Orinda might have hated my father that night, but not enough to do him harm. She had no wickedness in her nature.

I spent a comfortable hour or two longer with her and then drove to Polly’s house to wait for my father to telephone from London with the result of the ballot.

He gave me news from his car. “It was all indecisive,” he reported. “It was basically a three-way split. All that’s certain is that we have to vote again tomorrow.”

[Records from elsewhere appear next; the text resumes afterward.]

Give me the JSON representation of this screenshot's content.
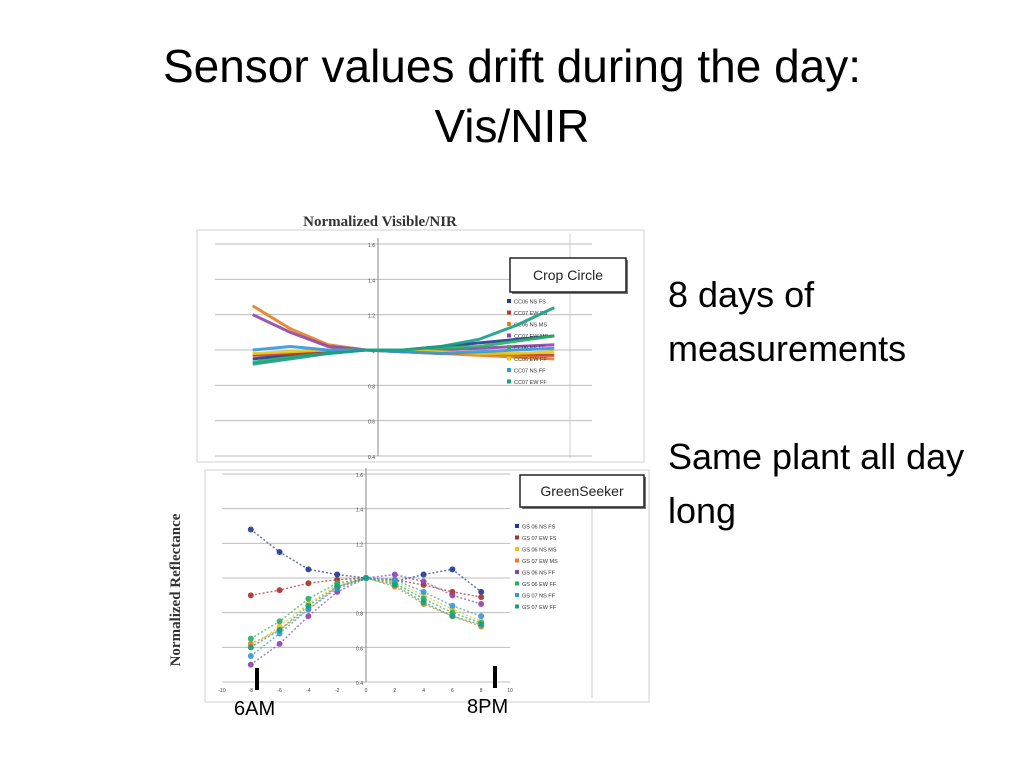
{
  "slide": {
    "title_line1": "Sensor values drift during the day:",
    "title_line2": "Vis/NIR",
    "bullets": [
      "8 days of measurements",
      "Same plant all day long"
    ],
    "annotations": {
      "start_label": "6AM",
      "end_label": "8PM"
    }
  },
  "chart_data": [
    {
      "type": "line",
      "title": "Normalized Visible/NIR",
      "sensor_label": "Crop Circle",
      "xlim": [
        -10,
        10
      ],
      "ylim": [
        0.4,
        1.6
      ],
      "y_ticks": [
        "1.6",
        "1.4",
        "1.2",
        "1",
        "0.8",
        "0.6",
        "0.4"
      ],
      "grid": true,
      "legend_position": "right",
      "x": [
        -8,
        -6,
        -4,
        -2,
        0,
        2,
        4,
        6,
        8
      ],
      "series": [
        {
          "name": "CC06 NS FS",
          "color": "#1f3a93",
          "values": [
            0.95,
            0.97,
            0.99,
            1.0,
            1.0,
            1.02,
            1.04,
            1.06,
            1.08
          ]
        },
        {
          "name": "CC07 EW FS",
          "color": "#c0392b",
          "values": [
            0.97,
            0.98,
            0.99,
            1.0,
            0.99,
            0.98,
            0.98,
            0.97,
            0.97
          ]
        },
        {
          "name": "CC06 NS MS",
          "color": "#e67e22",
          "values": [
            1.25,
            1.12,
            1.03,
            1.0,
            0.99,
            0.98,
            0.97,
            0.96,
            0.95
          ]
        },
        {
          "name": "CC07 EW MS",
          "color": "#8e44ad",
          "values": [
            1.2,
            1.1,
            1.02,
            1.0,
            0.99,
            1.0,
            1.01,
            1.02,
            1.03
          ]
        },
        {
          "name": "CC06 NS FF",
          "color": "#27ae60",
          "values": [
            0.93,
            0.96,
            0.98,
            1.0,
            1.0,
            1.01,
            1.02,
            1.05,
            1.08
          ]
        },
        {
          "name": "CC06 EW FF",
          "color": "#e6c619",
          "values": [
            0.98,
            0.99,
            1.0,
            1.0,
            1.0,
            0.99,
            0.98,
            0.98,
            0.99
          ]
        },
        {
          "name": "CC07 NS FF",
          "color": "#3498db",
          "values": [
            1.0,
            1.02,
            1.0,
            1.0,
            0.99,
            0.98,
            0.99,
            1.0,
            1.01
          ]
        },
        {
          "name": "CC07 EW FF",
          "color": "#16a085",
          "values": [
            0.92,
            0.95,
            0.98,
            1.0,
            1.0,
            1.02,
            1.06,
            1.14,
            1.24
          ]
        }
      ]
    },
    {
      "type": "scatter",
      "title": "",
      "sensor_label": "GreenSeeker",
      "ylabel": "Normalized  Reflectance",
      "xlim": [
        -10,
        10
      ],
      "ylim": [
        0.4,
        1.6
      ],
      "y_ticks": [
        "1.6",
        "1.4",
        "1.2",
        "1",
        "0.8",
        "0.6",
        "0.4"
      ],
      "x_ticks": [
        "-10",
        "-8",
        "-6",
        "-4",
        "-2",
        "0",
        "2",
        "4",
        "6",
        "8",
        "10"
      ],
      "grid": true,
      "legend_position": "right",
      "x": [
        -8,
        -6,
        -4,
        -2,
        0,
        2,
        4,
        6,
        8
      ],
      "series": [
        {
          "name": "GS 06 NS FS",
          "color": "#1f3a93",
          "values": [
            1.28,
            1.15,
            1.05,
            1.02,
            1.0,
            0.98,
            1.02,
            1.05,
            0.92
          ]
        },
        {
          "name": "GS 07 EW FS",
          "color": "#a93226",
          "values": [
            0.9,
            0.93,
            0.97,
            0.99,
            1.0,
            0.99,
            0.96,
            0.92,
            0.89
          ]
        },
        {
          "name": "GS 06 NS MS",
          "color": "#e6c619",
          "values": [
            0.6,
            0.72,
            0.85,
            0.96,
            1.0,
            0.98,
            0.9,
            0.82,
            0.75
          ]
        },
        {
          "name": "GS 07 EW MS",
          "color": "#e67e22",
          "values": [
            0.62,
            0.7,
            0.82,
            0.95,
            1.0,
            0.95,
            0.85,
            0.78,
            0.72
          ]
        },
        {
          "name": "GS 06 NS FF",
          "color": "#8e44ad",
          "values": [
            0.5,
            0.62,
            0.78,
            0.92,
            1.0,
            1.02,
            0.98,
            0.9,
            0.85
          ]
        },
        {
          "name": "GS 06 EW FF",
          "color": "#27ae60",
          "values": [
            0.65,
            0.75,
            0.88,
            0.97,
            1.0,
            0.97,
            0.88,
            0.8,
            0.74
          ]
        },
        {
          "name": "GS 07 NS FF",
          "color": "#3498db",
          "values": [
            0.55,
            0.68,
            0.82,
            0.94,
            1.0,
            0.99,
            0.92,
            0.84,
            0.78
          ]
        },
        {
          "name": "GS 07 EW FF",
          "color": "#16a085",
          "values": [
            0.6,
            0.7,
            0.84,
            0.95,
            1.0,
            0.96,
            0.86,
            0.78,
            0.73
          ]
        }
      ]
    }
  ]
}
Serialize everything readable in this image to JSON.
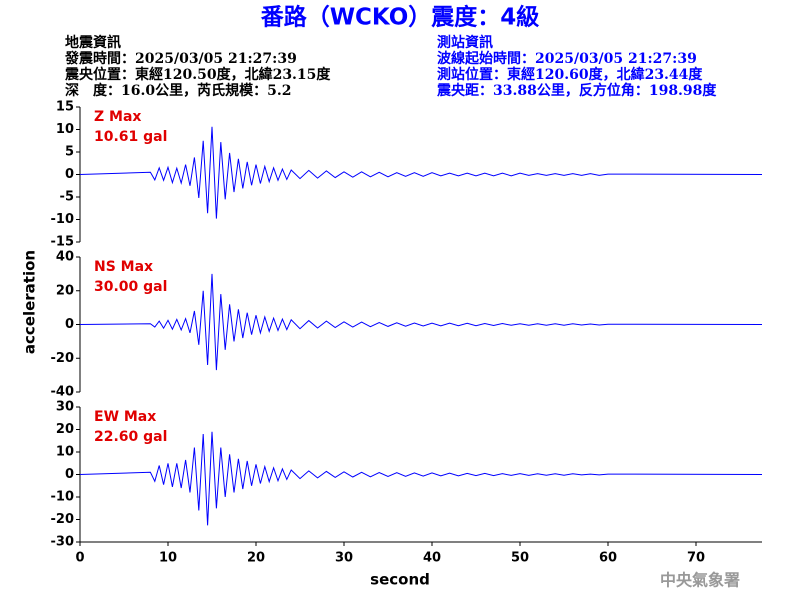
{
  "chart_data": {
    "type": "line",
    "title": "番路（WCKO）震度：4級",
    "info_left": [
      "地震資訊",
      "發震時間：2025/03/05 21:27:39",
      "震央位置：東經120.50度，北緯23.15度",
      "深　度：16.0公里，芮氏規模：5.2"
    ],
    "info_right": [
      "測站資訊",
      "波線起始時間：2025/03/05 21:27:39",
      "測站位置：東經120.60度，北緯23.44度",
      "震央距：33.88公里，反方位角：198.98度"
    ],
    "ylabel": "acceleration",
    "xlabel": "second",
    "footer": "中央氣象署",
    "xlim": [
      0,
      77.5
    ],
    "xticks": [
      0,
      10,
      20,
      30,
      40,
      50,
      60,
      70
    ],
    "x": [
      0,
      8,
      8.5,
      9,
      9.5,
      10,
      10.5,
      11,
      11.5,
      12,
      12.5,
      13,
      13.5,
      14,
      14.5,
      15,
      15.5,
      16,
      16.5,
      17,
      17.5,
      18,
      18.5,
      19,
      19.5,
      20,
      20.5,
      21,
      21.5,
      22,
      22.5,
      23,
      23.5,
      24,
      25,
      26,
      27,
      28,
      29,
      30,
      31,
      32,
      33,
      34,
      35,
      36,
      37,
      38,
      39,
      40,
      41,
      42,
      43,
      44,
      45,
      46,
      47,
      48,
      49,
      50,
      51,
      52,
      53,
      54,
      55,
      56,
      57,
      58,
      59,
      60,
      77.5
    ],
    "series": [
      {
        "name": "Z Max",
        "max_label": "10.61 gal",
        "color": "#0000ff",
        "ylim": [
          -15,
          15
        ],
        "yticks": [
          -15,
          -10,
          -5,
          0,
          5,
          10,
          15
        ],
        "values": [
          0,
          0.5,
          -1.2,
          1.5,
          -1.3,
          1.6,
          -1.8,
          1.4,
          -1.9,
          2.2,
          -2.5,
          3.8,
          -5.2,
          7.5,
          -8.6,
          10.61,
          -9.8,
          7.2,
          -5.5,
          4.8,
          -3.9,
          3.5,
          -3.1,
          2.8,
          -2.4,
          2.2,
          -2.0,
          1.8,
          -1.6,
          1.5,
          -1.3,
          1.2,
          -1.1,
          1.0,
          -0.9,
          0.9,
          -0.8,
          0.8,
          -0.7,
          0.6,
          -0.6,
          0.6,
          -0.5,
          0.5,
          -0.5,
          0.4,
          -0.4,
          0.4,
          -0.4,
          0.4,
          -0.3,
          0.3,
          -0.3,
          0.3,
          -0.3,
          0.3,
          -0.3,
          0.3,
          -0.3,
          0.3,
          -0.2,
          0.2,
          -0.2,
          0.2,
          -0.2,
          0.2,
          -0.2,
          0.2,
          -0.2,
          0.1,
          0
        ]
      },
      {
        "name": "NS Max",
        "max_label": "30.00 gal",
        "color": "#0000ff",
        "ylim": [
          -40,
          40
        ],
        "yticks": [
          -40,
          -20,
          0,
          20,
          40
        ],
        "values": [
          0,
          0.5,
          -1.5,
          2.0,
          -2.2,
          2.5,
          -2.8,
          3.0,
          -3.2,
          3.5,
          -5.0,
          8.0,
          -12.0,
          20.0,
          -24.0,
          30.0,
          -27.0,
          18.0,
          -15.0,
          12.0,
          -10.0,
          9.0,
          -8.0,
          7.0,
          -6.0,
          5.5,
          -5.0,
          4.5,
          -4.0,
          3.8,
          -3.5,
          3.2,
          -3.0,
          2.8,
          -2.5,
          2.3,
          -2.1,
          2.0,
          -1.8,
          1.6,
          -1.5,
          1.4,
          -1.3,
          1.2,
          -1.1,
          1.0,
          -1.0,
          0.9,
          -0.9,
          0.8,
          -0.8,
          0.8,
          -0.7,
          0.7,
          -0.7,
          0.6,
          -0.6,
          0.6,
          -0.5,
          0.5,
          -0.5,
          0.5,
          -0.4,
          0.4,
          -0.4,
          0.4,
          -0.3,
          0.3,
          -0.3,
          0.2,
          0
        ]
      },
      {
        "name": "EW Max",
        "max_label": "22.60 gal",
        "color": "#0000ff",
        "ylim": [
          -30,
          30
        ],
        "yticks": [
          -30,
          -20,
          -10,
          0,
          10,
          20,
          30
        ],
        "values": [
          0,
          1.0,
          -3.0,
          4.0,
          -4.5,
          5.0,
          -5.5,
          5.0,
          -6.0,
          6.5,
          -8.0,
          12.0,
          -16.0,
          18.0,
          -22.6,
          19.0,
          -15.0,
          12.0,
          -10.0,
          9.0,
          -8.0,
          7.0,
          -6.5,
          6.0,
          -5.0,
          4.5,
          -4.0,
          3.5,
          -3.2,
          3.0,
          -2.8,
          2.5,
          -2.2,
          2.0,
          -1.8,
          1.6,
          -1.5,
          1.4,
          -1.3,
          1.2,
          -1.1,
          1.0,
          -1.0,
          0.9,
          -0.9,
          0.8,
          -0.8,
          0.7,
          -0.7,
          0.7,
          -0.6,
          0.6,
          -0.6,
          0.5,
          -0.5,
          0.5,
          -0.5,
          0.4,
          -0.4,
          0.4,
          -0.4,
          0.3,
          -0.3,
          0.3,
          -0.3,
          0.3,
          -0.2,
          0.2,
          -0.2,
          0.2,
          0
        ]
      }
    ]
  }
}
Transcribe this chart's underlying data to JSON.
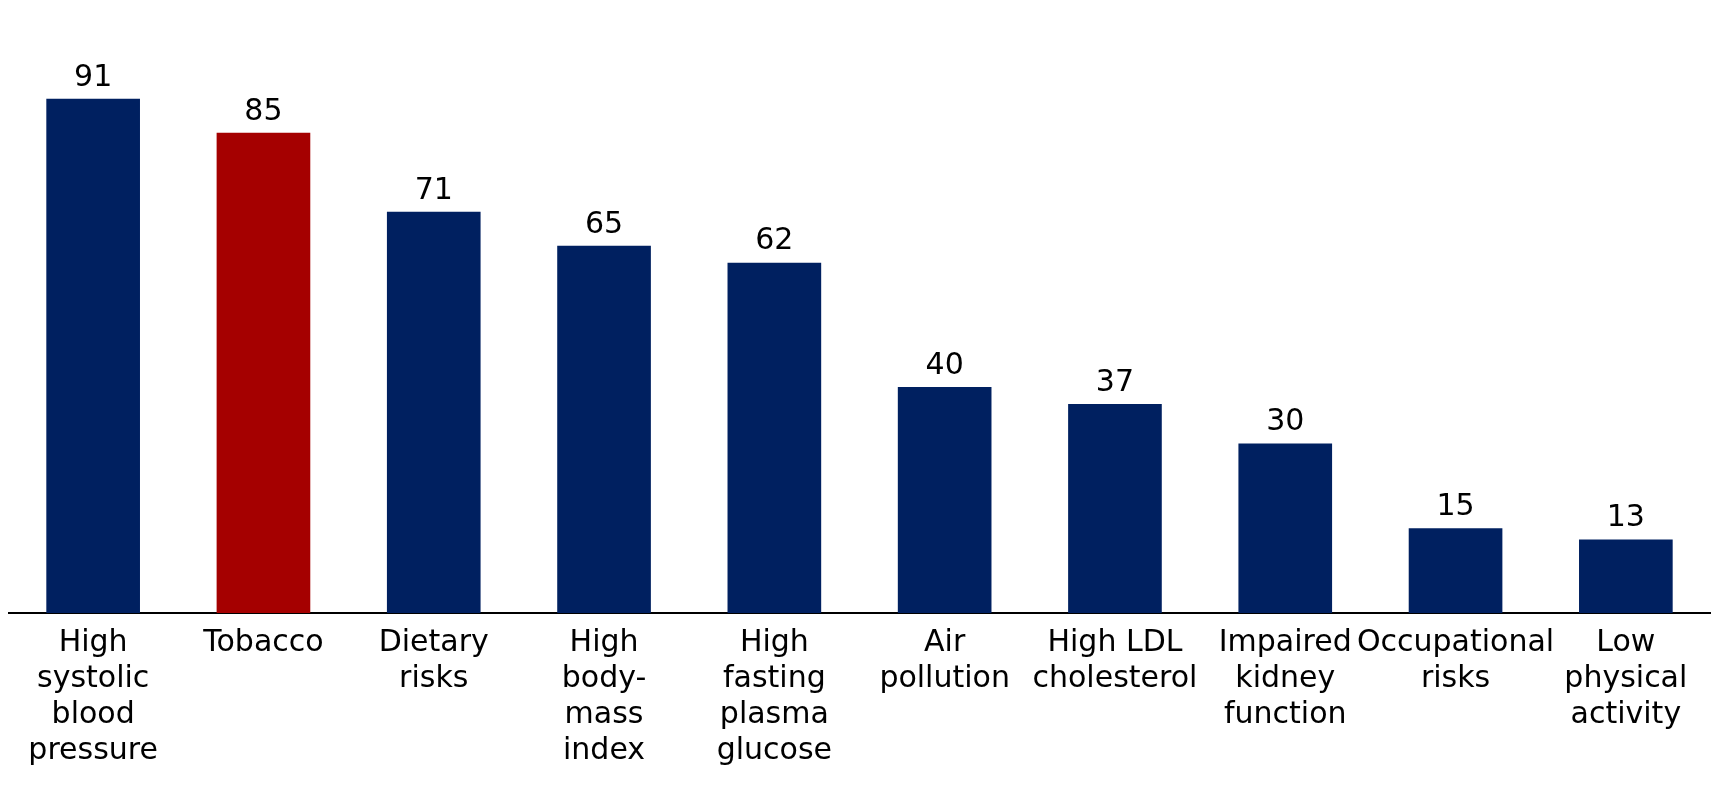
{
  "chart_data": {
    "type": "bar",
    "categories": [
      "High systolic blood pressure",
      "Tobacco",
      "Dietary risks",
      "High body-mass index",
      "High fasting plasma glucose",
      "Air pollution",
      "High LDL cholesterol",
      "Impaired kidney function",
      "Occupational risks",
      "Low physical activity"
    ],
    "values": [
      91,
      85,
      71,
      65,
      62,
      40,
      37,
      30,
      15,
      13
    ],
    "colors": [
      "#002060",
      "#a50000",
      "#002060",
      "#002060",
      "#002060",
      "#002060",
      "#002060",
      "#002060",
      "#002060",
      "#002060"
    ],
    "data_labels": true,
    "grid": false,
    "legend": false,
    "tick_labels": "x"
  }
}
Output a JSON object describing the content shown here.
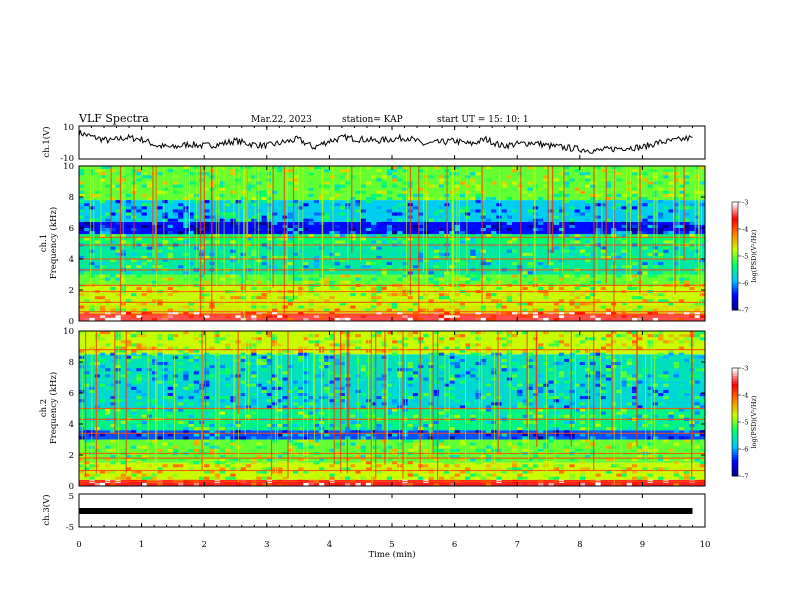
{
  "header": {
    "title": "VLF Spectra",
    "date": "Mar.22, 2023",
    "station": "station= KAP",
    "start": "start  UT  =   15: 10: 1"
  },
  "chart_data": [
    {
      "type": "line",
      "panel": "ch1-waveform",
      "ylabel": "ch.1(V)",
      "ylim": [
        -10,
        10
      ],
      "x_unit": "min",
      "xlim": [
        0,
        9.8
      ],
      "series": [
        {
          "x": [
            0,
            0.25,
            0.5,
            0.75,
            1,
            1.25,
            1.5,
            1.75,
            2,
            2.25,
            2.5,
            2.75,
            3,
            3.25,
            3.5,
            3.75,
            4,
            4.25,
            4.5,
            4.75,
            5,
            5.25,
            5.5,
            5.75,
            6,
            6.25,
            6.5,
            6.75,
            7,
            7.25,
            7.5,
            7.75,
            8,
            8.25,
            8.5,
            8.75,
            9,
            9.25,
            9.5,
            9.8
          ],
          "values": [
            6,
            3,
            1,
            3,
            2,
            -2,
            -3,
            -1,
            -2,
            -1,
            1,
            -1,
            -2,
            0,
            2,
            -3,
            1,
            3,
            2,
            1,
            2,
            3,
            -1,
            0,
            1,
            -1,
            2,
            -2,
            -1,
            0,
            -2,
            -3,
            -4,
            -5,
            -4,
            -3,
            -3,
            0,
            1,
            3
          ]
        }
      ]
    },
    {
      "type": "heatmap",
      "panel": "ch1-spectrogram",
      "ylabel": "ch.1\nFrequency  (kHz)",
      "ylim": [
        0,
        10
      ],
      "yticks": [
        "0",
        "2",
        "4",
        "6",
        "8",
        "10"
      ],
      "colorbar": {
        "label": "log(PSD)(V²/Hz)",
        "range": [
          -7,
          -3
        ],
        "ticks": [
          "-3",
          "-4",
          "-5",
          "-6",
          "-7"
        ]
      },
      "bands": [
        {
          "f0": 0,
          "f1": 0.5,
          "level": -3.4
        },
        {
          "f0": 0.5,
          "f1": 1.0,
          "level": -4.6
        },
        {
          "f0": 1.0,
          "f1": 2.3,
          "level": -4.7
        },
        {
          "f0": 2.3,
          "f1": 3.0,
          "level": -5.0
        },
        {
          "f0": 3.0,
          "f1": 5.0,
          "level": -5.5
        },
        {
          "f0": 5.0,
          "f1": 5.6,
          "level": -5.3
        },
        {
          "f0": 5.6,
          "f1": 6.4,
          "level": -6.4
        },
        {
          "f0": 6.4,
          "f1": 7.8,
          "level": -5.8
        },
        {
          "f0": 7.8,
          "f1": 10.0,
          "level": -5.0
        }
      ],
      "lines_khz": [
        0.4,
        0.6,
        1.2,
        1.9,
        2.3,
        3.3,
        4.0,
        4.9,
        5.4
      ]
    },
    {
      "type": "heatmap",
      "panel": "ch2-spectrogram",
      "ylabel": "ch.2\nFrequency  (kHz)",
      "ylim": [
        0,
        10
      ],
      "yticks": [
        "0",
        "2",
        "4",
        "6",
        "8",
        "10"
      ],
      "colorbar": {
        "label": "log(PSD)(V²/Hz)",
        "range": [
          -7,
          -3
        ],
        "ticks": [
          "-3",
          "-4",
          "-5",
          "-6",
          "-7"
        ]
      },
      "bands": [
        {
          "f0": 0,
          "f1": 0.4,
          "level": -3.5
        },
        {
          "f0": 0.4,
          "f1": 1.5,
          "level": -4.7
        },
        {
          "f0": 1.5,
          "f1": 3.0,
          "level": -5.0
        },
        {
          "f0": 3.0,
          "f1": 3.6,
          "level": -6.2
        },
        {
          "f0": 3.6,
          "f1": 5.0,
          "level": -5.4
        },
        {
          "f0": 5.0,
          "f1": 6.8,
          "level": -5.7
        },
        {
          "f0": 6.8,
          "f1": 8.5,
          "level": -5.6
        },
        {
          "f0": 8.5,
          "f1": 10.0,
          "level": -4.7
        }
      ],
      "lines_khz": [
        0.3,
        1.0,
        1.8,
        2.1,
        3.4,
        4.3,
        5.0,
        8.8
      ]
    },
    {
      "type": "line",
      "panel": "ch3-waveform",
      "ylabel": "ch.3(V)",
      "ylim": [
        -5,
        5
      ],
      "yticks": [
        "5",
        "-5"
      ],
      "x_unit": "min",
      "xlim": [
        0,
        9.8
      ],
      "series": [
        {
          "x": [
            0,
            9.8
          ],
          "values": [
            0,
            0
          ]
        }
      ]
    }
  ],
  "xaxis": {
    "label": "Time  (min)",
    "range": [
      0,
      10
    ],
    "ticks": [
      "0",
      "1",
      "2",
      "3",
      "4",
      "5",
      "6",
      "7",
      "8",
      "9",
      "10"
    ]
  },
  "ch1_yticks": {
    "top": "10",
    "bottom": "-10"
  },
  "colors": {
    "colormap": [
      "#000080",
      "#0000ff",
      "#00c8ff",
      "#00ff66",
      "#c8ff00",
      "#ff8000",
      "#ff0000",
      "#ffffff"
    ]
  }
}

“Do explain,” I begged him.

He described a day that had been full of doubt and maneuvering, but it seemed that what had finally happened was that neither my father nor Hudson Hurst had received enough votes to secure victory outright. Jill Vinicheck, the third candidate, had received the fewest votes and had been eliminated. The next ballot would be a straight fight between Hurst and Juliard, and no one was predicting who would win.

My father sounded tired. He said he and Polly were on their way to join me at the house for a quiet night. He had done all he could behind the scenes to sway the vote his way: now it was up to his colleagues to choose whom they wanted.

I explained about Joe Duke and the reconstruction and, after a brief discussion with Polly by his side, he said they would meet me in The Sleeping Dragon and we would eat together.

Any thought that we might have had about a peaceful evening disappeared between the soup and the apple pie.

While neither Joe Duke nor I had made any particular secret about our plan for the reconstruction, we had not expected the manager of the hotel to broadcast the scenario. He appeared to have told the whole town. The hotel was buzzing, as it had on the night of the dinner, and people came up to my father in droves to shake his hand and wish him well.